La convention Aeras améliore l’accès au crédit des malades

La Mutualité Française a signé le 1er février avec l'Etat, les assureurs, les associations de malades et les banquiers la nouvelle convention Aeras (s'Assurer et emprunter avec un risque aggravé de santé). Principale avancée : cet accord prévoit la création d'un nouveau produit d'assurance couvrant l'invalidité.

A partir du 1er septembre, les assureurs devront proposer une nouvelle couverture du risque invalidité aux emprunteurs qui présentent un risque aggravé de santé. C'est la principale avancée de la nouvelle convention Aeras (s'Assurer et emprunter avec un risque aggravé de santé), signée le 1er février par la Mutualité Française, l'Etat, les assureurs, les banques et les associations de malades.

Pour rappel, la première convention Aeras a été adoptée en juillet 2006 et est entrée en vigueur à partir de 2007. Son objectif : faciliter l'accès au crédit des malades présentant un risque aggravé de santé (sida, diabète, cancer, ...).
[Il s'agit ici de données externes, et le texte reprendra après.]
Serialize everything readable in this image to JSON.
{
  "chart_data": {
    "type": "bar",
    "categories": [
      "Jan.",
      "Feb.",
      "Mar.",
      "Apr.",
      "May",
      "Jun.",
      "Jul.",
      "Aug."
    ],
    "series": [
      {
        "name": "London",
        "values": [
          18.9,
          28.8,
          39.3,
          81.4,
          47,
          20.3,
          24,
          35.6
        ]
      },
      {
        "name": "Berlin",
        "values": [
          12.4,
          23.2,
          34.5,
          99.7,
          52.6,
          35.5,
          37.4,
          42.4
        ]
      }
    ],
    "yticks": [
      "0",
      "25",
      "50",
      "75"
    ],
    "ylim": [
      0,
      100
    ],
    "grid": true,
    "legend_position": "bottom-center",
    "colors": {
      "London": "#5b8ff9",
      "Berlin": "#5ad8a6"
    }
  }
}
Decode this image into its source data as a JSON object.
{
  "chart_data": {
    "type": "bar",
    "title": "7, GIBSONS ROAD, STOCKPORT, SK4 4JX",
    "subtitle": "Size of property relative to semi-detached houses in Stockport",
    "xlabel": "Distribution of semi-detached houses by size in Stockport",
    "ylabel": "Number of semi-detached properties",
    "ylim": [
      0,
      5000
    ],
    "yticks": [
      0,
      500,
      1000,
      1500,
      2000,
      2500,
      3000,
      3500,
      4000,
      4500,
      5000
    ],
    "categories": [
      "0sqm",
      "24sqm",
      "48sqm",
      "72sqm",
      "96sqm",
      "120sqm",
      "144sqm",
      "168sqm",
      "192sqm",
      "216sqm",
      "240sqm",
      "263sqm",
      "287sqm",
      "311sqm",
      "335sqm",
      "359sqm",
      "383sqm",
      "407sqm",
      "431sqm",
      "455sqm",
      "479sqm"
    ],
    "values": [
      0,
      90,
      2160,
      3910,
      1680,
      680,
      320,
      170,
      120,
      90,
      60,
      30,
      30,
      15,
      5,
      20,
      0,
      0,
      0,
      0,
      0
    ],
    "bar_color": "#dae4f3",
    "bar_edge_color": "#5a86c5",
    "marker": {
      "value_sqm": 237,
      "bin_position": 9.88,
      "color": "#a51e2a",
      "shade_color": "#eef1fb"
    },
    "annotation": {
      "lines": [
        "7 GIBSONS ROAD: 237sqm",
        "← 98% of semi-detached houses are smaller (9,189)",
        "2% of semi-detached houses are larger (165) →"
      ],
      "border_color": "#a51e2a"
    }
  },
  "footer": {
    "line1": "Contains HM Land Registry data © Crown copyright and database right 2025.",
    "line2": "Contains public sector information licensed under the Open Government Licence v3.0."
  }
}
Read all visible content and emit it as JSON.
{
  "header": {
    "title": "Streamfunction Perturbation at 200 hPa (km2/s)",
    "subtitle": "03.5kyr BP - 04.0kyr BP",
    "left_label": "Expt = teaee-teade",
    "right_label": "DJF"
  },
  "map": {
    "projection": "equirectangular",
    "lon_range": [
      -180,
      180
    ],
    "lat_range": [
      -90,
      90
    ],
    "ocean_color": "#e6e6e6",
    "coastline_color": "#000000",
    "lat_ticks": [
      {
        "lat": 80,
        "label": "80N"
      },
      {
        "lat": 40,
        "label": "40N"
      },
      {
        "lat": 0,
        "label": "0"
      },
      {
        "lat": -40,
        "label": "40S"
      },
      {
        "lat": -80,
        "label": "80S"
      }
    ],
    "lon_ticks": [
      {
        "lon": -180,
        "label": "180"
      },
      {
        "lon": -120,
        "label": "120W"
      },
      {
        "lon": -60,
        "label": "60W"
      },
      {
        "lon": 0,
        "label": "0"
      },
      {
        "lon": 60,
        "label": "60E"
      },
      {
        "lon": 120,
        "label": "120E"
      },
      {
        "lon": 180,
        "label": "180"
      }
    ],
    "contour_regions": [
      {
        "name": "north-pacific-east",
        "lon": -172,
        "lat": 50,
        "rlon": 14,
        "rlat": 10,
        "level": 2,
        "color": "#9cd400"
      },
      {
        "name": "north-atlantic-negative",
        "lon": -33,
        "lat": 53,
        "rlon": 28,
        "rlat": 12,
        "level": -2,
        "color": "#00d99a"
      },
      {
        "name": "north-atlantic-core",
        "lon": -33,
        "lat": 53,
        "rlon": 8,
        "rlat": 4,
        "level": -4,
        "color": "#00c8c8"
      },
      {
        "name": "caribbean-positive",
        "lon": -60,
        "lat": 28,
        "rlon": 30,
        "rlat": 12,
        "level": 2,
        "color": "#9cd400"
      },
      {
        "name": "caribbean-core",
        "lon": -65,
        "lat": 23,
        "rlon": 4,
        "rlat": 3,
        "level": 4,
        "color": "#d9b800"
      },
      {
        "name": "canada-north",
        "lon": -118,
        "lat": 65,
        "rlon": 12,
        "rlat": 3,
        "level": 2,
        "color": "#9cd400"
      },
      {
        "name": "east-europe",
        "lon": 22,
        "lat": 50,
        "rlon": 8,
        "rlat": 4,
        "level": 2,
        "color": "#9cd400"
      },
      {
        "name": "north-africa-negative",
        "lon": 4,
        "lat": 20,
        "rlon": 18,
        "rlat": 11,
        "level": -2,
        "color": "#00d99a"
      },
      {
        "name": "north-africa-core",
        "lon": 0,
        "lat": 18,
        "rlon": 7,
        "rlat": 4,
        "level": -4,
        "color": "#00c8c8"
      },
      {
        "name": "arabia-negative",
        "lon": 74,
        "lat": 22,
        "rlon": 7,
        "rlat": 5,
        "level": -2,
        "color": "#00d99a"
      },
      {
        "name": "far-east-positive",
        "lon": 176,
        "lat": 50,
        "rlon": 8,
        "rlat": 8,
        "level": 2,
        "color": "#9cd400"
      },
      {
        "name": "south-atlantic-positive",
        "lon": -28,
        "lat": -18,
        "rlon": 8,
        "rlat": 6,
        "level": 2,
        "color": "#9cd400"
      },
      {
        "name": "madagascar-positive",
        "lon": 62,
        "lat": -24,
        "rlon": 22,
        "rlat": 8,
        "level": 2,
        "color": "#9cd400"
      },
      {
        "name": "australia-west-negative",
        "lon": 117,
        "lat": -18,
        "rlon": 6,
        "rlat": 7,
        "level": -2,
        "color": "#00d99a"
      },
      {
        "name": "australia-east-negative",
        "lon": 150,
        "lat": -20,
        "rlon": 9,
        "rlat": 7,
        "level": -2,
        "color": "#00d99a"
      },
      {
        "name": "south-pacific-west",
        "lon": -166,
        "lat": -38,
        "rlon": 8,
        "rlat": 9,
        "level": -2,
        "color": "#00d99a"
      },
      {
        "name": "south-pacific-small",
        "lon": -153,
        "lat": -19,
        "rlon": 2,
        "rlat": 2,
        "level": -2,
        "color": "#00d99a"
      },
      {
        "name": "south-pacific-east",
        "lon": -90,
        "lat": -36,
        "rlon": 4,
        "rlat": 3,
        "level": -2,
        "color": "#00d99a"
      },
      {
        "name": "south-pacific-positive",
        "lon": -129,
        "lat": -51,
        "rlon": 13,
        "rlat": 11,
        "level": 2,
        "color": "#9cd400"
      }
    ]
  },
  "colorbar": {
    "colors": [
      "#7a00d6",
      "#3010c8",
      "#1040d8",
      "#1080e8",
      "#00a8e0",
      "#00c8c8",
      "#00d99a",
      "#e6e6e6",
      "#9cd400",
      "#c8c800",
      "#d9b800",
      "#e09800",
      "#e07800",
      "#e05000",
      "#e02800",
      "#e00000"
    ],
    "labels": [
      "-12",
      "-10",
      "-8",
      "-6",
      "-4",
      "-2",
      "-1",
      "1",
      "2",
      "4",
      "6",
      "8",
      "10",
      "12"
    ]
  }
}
Cet accord s'est substitué à la convention Bélorgey qui datait de 2001. La convention Aeras bénéficie chaque année à près de 400 000 personnes, soit 10% des emprunteurs.

L'invalidité couverte pour toutes les maladies

Si le risque invalidité figurait déjà dans la convention Aeras version 2006, l'accord 2011 prévoit une couverture du risque invalidité sans exclusion de pathologie. Autre avancée : les critères qui déclenchent le versement des prestations seront communs à tous les assureurs. Cette nouvelle garantie invalidité devrait être proposée de manière beaucoup plus large qu'aujourd'hui.

La mise en concurrence des assureurs doit également être facilitée : à partir du second semestre 2011, les emprunteurs pourront demander des propositions d'assurance et de tarification grâce au questionnaire de santé rempli chez un organisme concurrent. A compter de 2012, les assureurs se sont également engagés à harmoniser leurs questionnaires médicaux et à accepter les examens médicaux réalisés dans les six derniers mois. De cette manière, les personnes souhaitant emprunter devraient perdre moins de temps à remplir des questionnaires redondants et à repasser les mêmes examens.

Augmentation des plafonds

La nouvelle convention Aeras prévoit un élargissement de son champ d'application. Les questionnaires de santé sont supprimés pour les prêts à la consommation inférieurs à 17.000 euros et d'une durée de moins de quatre ans, contre 15.000 euros auparavant. Cette mesure concerne les personnes de moins de 50 ans. Les dossiers d'assurance pour les crédits immobiliers ou professionnels peuvent, quant à eux, être présentés jusqu'à 320.000 euros sans condition de durée, contre 300.000 euros pour la précédente convention.

Le montant des surprimes de risque a été revu à la baisse pour les personnes dont les revenus sont modestes. La prime d'assurance est désormais plafonnée à 1,4 point du montant du taux effectif global du prêt (TAEG), au lieu de 1,5 point. Exemple : pour une personne éligible qui emprunte 100.000 euros sur dix ans, le coût de l'assurance ne peut pas dépasser 124 euros, contre 134 euros précédemment. Cela représente un gain de 1.140 euros sur la durée. Le montant de la surprime sera pris en charge à 100% par les banques et les assureurs pour les personnes de moins de 35 ans.

Prendre en compte les progrès de la médecine

Parallèlement à ces mesures, les assureurs promettent de mieux prendre en compte les avancées médicales. Un groupe de travail composé de médecins référents des associations et de médecins-conseils des assureurs doit dresser, maladie par maladie, un diagnostic sur les probabilités de rechute ou de décès. "Cela aura un impact sur les garanties et les prix proposés", indique le texte. Les conclusions de ce groupe de travail seront rendues publiques en 2012.